In order to find the Integral of the function, first simplify the term by taking the denominator as a variable. Differentiate the obtained equation of the denominator with respect to $x$ , substitute the values in the main integral function. Solve the obtained equation using the formulas of integration known to us.
Formula used:
$\dfrac{{dx}}{{dx}} = 1$
$\dfrac{{d\left( {{\text{constant}}} \right)}}{{dx}} = 0$
$\int {\dfrac{1}{y}dy} = \ln y + C'$

Complete step-by-step answer :
We are given with an integral function $I = \int {\dfrac{{dx}}{{4x + 5}}}$ . ………(1)
Let us consider $4x + 5$ to be $y$ that is written as:
$y = 4x + 5$ ………(2)
Differentiating both the sides of equation (2), with respect to $x$ :
$\dfrac{{dy}}{{dx}} = \dfrac{{d\left( {4x + 5} \right)}}{{dx}}$
Splitting the right side:
$\dfrac{{dy}}{{dx}} = \dfrac{{d\left( {4x} \right)}}{{dx}} + \dfrac{{d\left( 5 \right)}}{{dx}}$
$\Rightarrow \dfrac{{dy}}{{dx}} = \dfrac{{4dx}}{{dx}} + \dfrac{{d\left( 5 \right)}}{{dx}}$
Since, we know that $\dfrac{{dx}}{{dx}} = 1$ and $\dfrac{{d5}}{{dx}} = 0$ , so substituting these values in above equation, we get:
$\Rightarrow \dfrac{{dy}}{{dx}} = 4 \times 1 + 0$
$\Rightarrow \dfrac{{dy}}{{dx}} = 4$
Multiplying both the sides by $dx$ , we get:
$\Rightarrow \dfrac{{dy}}{{dx}} \times dx = 4dx \\\ \Rightarrow dy = 4dx \;$
Dividing both the sides by $4$ , we get:
$\Rightarrow \dfrac{{dy}}{4} = \dfrac{{4dx}}{4} \\\ \Rightarrow \dfrac{{dy}}{4} = dx \\\ \Rightarrow dx = \dfrac{{dy}}{4} \;$
Substituting the value of $dx = \dfrac{{dy}}{4}$ and $y = 4x + 5$ in the equation (1):
$I = \int {\dfrac{{dx}}{{4x + 5}}} = \int {\dfrac{1}{y}\dfrac{{dy}}{4}}$
Taking the constant out of the integration, we get:
$I = \dfrac{1}{4}\int {\dfrac{1}{y}dy}$
From the formulas of integration, we know $\int {\dfrac{1}{y}dy} = \ln y + C'$ .

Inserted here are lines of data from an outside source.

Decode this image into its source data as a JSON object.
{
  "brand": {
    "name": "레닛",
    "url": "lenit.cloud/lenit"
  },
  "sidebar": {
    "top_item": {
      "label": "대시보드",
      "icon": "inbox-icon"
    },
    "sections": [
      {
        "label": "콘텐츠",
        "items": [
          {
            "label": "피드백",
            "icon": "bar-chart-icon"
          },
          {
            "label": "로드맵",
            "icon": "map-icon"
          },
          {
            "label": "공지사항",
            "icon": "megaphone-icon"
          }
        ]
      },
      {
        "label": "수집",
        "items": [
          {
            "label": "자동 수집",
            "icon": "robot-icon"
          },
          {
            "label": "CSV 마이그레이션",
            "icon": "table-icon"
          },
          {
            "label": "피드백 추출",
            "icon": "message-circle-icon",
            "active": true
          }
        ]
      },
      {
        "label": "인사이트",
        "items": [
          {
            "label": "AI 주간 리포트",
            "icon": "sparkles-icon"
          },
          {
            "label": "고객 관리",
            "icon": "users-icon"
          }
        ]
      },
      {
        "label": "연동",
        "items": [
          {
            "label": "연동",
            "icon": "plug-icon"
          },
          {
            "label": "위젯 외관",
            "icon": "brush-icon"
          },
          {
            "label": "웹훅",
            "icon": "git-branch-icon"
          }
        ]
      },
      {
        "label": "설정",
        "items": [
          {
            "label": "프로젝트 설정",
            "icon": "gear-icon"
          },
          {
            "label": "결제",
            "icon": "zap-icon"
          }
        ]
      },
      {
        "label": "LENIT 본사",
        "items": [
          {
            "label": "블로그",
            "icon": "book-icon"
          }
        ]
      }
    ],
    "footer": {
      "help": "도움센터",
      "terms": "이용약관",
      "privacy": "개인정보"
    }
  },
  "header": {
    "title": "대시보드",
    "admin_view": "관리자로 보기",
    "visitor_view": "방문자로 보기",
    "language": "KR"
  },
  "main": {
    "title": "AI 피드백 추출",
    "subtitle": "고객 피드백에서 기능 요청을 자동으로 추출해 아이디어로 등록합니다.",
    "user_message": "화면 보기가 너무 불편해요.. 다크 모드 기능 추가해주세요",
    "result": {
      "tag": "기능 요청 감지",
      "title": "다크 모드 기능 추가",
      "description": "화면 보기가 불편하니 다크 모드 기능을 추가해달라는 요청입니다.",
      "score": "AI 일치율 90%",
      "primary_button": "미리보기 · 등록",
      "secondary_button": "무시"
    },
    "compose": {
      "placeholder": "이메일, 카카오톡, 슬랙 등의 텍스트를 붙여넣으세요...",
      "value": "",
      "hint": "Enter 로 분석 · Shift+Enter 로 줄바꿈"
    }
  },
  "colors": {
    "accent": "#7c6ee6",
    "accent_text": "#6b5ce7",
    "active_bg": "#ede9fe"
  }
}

So, substituting this value in the above equation, we get:
$I = \dfrac{1}{4}\int {\dfrac{1}{y}dy}$
$\Rightarrow I = \dfrac{1}{4}\left( {\ln y + C'} \right)$
Opening the parenthesis:
$\Rightarrow I = \dfrac{1}{4}\ln y + \dfrac{1}{4}C'$
$\Rightarrow I = \dfrac{1}{4}\ln y + C$ where $C,C'$ are constants.
Substituting the value of $y$ from equation (2) in the above equation, and we get:
$\Rightarrow I = \dfrac{1}{4}\ln \left( {4x + 5} \right) + C$
Which matches with the Option D.
Therefore, $I = \int {\dfrac{{dx}}{{4x + 5}}} {\text{ = }}\dfrac{1}{4}\ln \left( {4x + 5} \right) + C$
Hence, Option D is correct.
So, the correct answer is “Option D”.

Note: Integration is nothing but the opposite of differentiation.
During differentiation, we know that the differentiation of a constant becomes zero, so the constant is removed, that’s why during integration a constant term is added to fulfil the requirement of that constant if removed.